Remembering my late and much-missed brother David Hobbs, who would have been 50 this week.
Think of a building with lots of paintings and sculptures in it. No, not a gallery, or a museum. Hospitals. They are a great place for showing art. And because they are stuffed with people day and night they are busier than most galleries. All those lovely long corridors of otherwise empty wall space, and people with a bit of time on their hands ready for the kind of boost in morale that medication alone can not always deliver.
For one reason and another, I have found myself in hospitals too frequently in recent years. I'm lucky in that, rather than being the inmate, I've been visiting sick friends and family, or else, more positively, in a maternity ward with Naomi and a fresh daughter. The art on display seems to have become better, and is often by well known artists. It doesn't just affect patients; it also has a great effect on visitors and staff.
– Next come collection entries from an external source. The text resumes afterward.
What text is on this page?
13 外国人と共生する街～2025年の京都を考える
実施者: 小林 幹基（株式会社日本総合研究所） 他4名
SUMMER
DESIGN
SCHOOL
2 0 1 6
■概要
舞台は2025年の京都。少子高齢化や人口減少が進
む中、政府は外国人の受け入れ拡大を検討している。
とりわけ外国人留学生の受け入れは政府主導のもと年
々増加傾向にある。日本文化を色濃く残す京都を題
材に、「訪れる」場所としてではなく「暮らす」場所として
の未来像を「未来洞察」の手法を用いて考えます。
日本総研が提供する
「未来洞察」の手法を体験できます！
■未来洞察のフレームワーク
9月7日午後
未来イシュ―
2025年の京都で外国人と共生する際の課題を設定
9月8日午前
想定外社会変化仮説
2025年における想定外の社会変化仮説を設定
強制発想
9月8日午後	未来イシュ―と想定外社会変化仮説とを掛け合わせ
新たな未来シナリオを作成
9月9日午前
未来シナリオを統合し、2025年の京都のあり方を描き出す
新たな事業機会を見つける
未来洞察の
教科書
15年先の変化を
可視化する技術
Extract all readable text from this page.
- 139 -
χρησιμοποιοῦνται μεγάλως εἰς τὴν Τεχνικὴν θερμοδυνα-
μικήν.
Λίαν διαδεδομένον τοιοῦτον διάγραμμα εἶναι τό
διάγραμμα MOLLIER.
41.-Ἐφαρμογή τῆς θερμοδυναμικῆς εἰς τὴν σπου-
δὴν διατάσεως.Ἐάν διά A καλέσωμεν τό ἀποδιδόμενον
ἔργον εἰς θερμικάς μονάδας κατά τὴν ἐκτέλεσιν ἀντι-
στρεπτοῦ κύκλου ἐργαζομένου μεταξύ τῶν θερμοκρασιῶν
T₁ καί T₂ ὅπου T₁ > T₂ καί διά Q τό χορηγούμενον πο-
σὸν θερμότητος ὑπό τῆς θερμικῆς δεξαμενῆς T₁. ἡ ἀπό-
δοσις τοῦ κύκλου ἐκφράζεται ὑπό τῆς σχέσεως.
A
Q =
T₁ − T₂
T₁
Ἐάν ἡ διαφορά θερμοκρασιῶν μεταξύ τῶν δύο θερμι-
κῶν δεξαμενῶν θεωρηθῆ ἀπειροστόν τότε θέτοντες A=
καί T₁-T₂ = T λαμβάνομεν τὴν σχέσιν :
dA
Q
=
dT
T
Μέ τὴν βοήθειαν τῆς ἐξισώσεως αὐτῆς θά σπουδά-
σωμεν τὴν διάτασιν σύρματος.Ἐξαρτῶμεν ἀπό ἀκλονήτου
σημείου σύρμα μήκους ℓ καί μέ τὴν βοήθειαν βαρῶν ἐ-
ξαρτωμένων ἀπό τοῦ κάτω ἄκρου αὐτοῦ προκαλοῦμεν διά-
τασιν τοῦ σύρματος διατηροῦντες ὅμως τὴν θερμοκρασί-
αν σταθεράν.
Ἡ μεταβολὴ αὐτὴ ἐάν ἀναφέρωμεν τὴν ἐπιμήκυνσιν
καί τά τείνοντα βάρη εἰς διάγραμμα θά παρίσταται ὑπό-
Research certainly shows that anxiety and depression in patients are reduced when they are more exposed to visual art. More than that, certain post-operative patients actually left hospital an average of one day earlier when they were exposed to visual art and live music. Although we're some way off being prescribed paintings on the National Health Service, that's just the kind of result that must have hospital accountants rubbing their hands with glee. Because of this positive feedback, most hospitals make the most of art's beneficial effects. The charity Paintings in Hospitals loans works to about 250 healthcare establishments across the UK, and depends upon artists donating or loaning works of art to supplement the work it purchases. Your local hospital will almost certainly have a scheme of some kind.
The chances of making a sale at a hospital are perhaps slimmer than Keira Knightley in Lent, but there are other advantages to having your work there. One is that it is likely to be seen by more people than it would in a gallery, and many of those people would never dream of setting foot in a gallery, particularly a commercial one. And because of what they might have been experiencing, the people who see it are open to being moved in a way the artist could never have expected.
A painting hangs in my parents' home that illustrates the healing power of art in hospital. Our family had become regular visitors to an Exeter hospital where my elder brother David fought what turned out to be a losing battle with cancer. These weren't always unhappy visits. There was usually something to have a laugh about, however grim things were. And, over the years, just as we got to know the magnificent nursing staff that cared for him during his stays there, so we got to know the paintings that were on the walls that led to his ward.
The journey to the hospital to see him on the day he had lost his fight for life was, as you may well imagine, not an easy one. The landscape of our lives had changed for ever. But walking through the hospital my father — not, he would agree, an artistic man, and not given to voicing opinions on art — pointed to a framed work as we turned into the ward, and said: "I have always liked that painting." It was a painting of the River Tavy slipping through the bleak, wintry wilderness of Dartmoor, and for whatever reason, it had spoken to him.
A couple of weeks after the funeral came my father's birthday. What can you give as a present to a man who has just seen his eldest son buried? We bought him the painting he had admired, and it now hangs over our parents' fireplace. It offers a kind of healing. Not the healing we would have preferred, but healing nonetheless.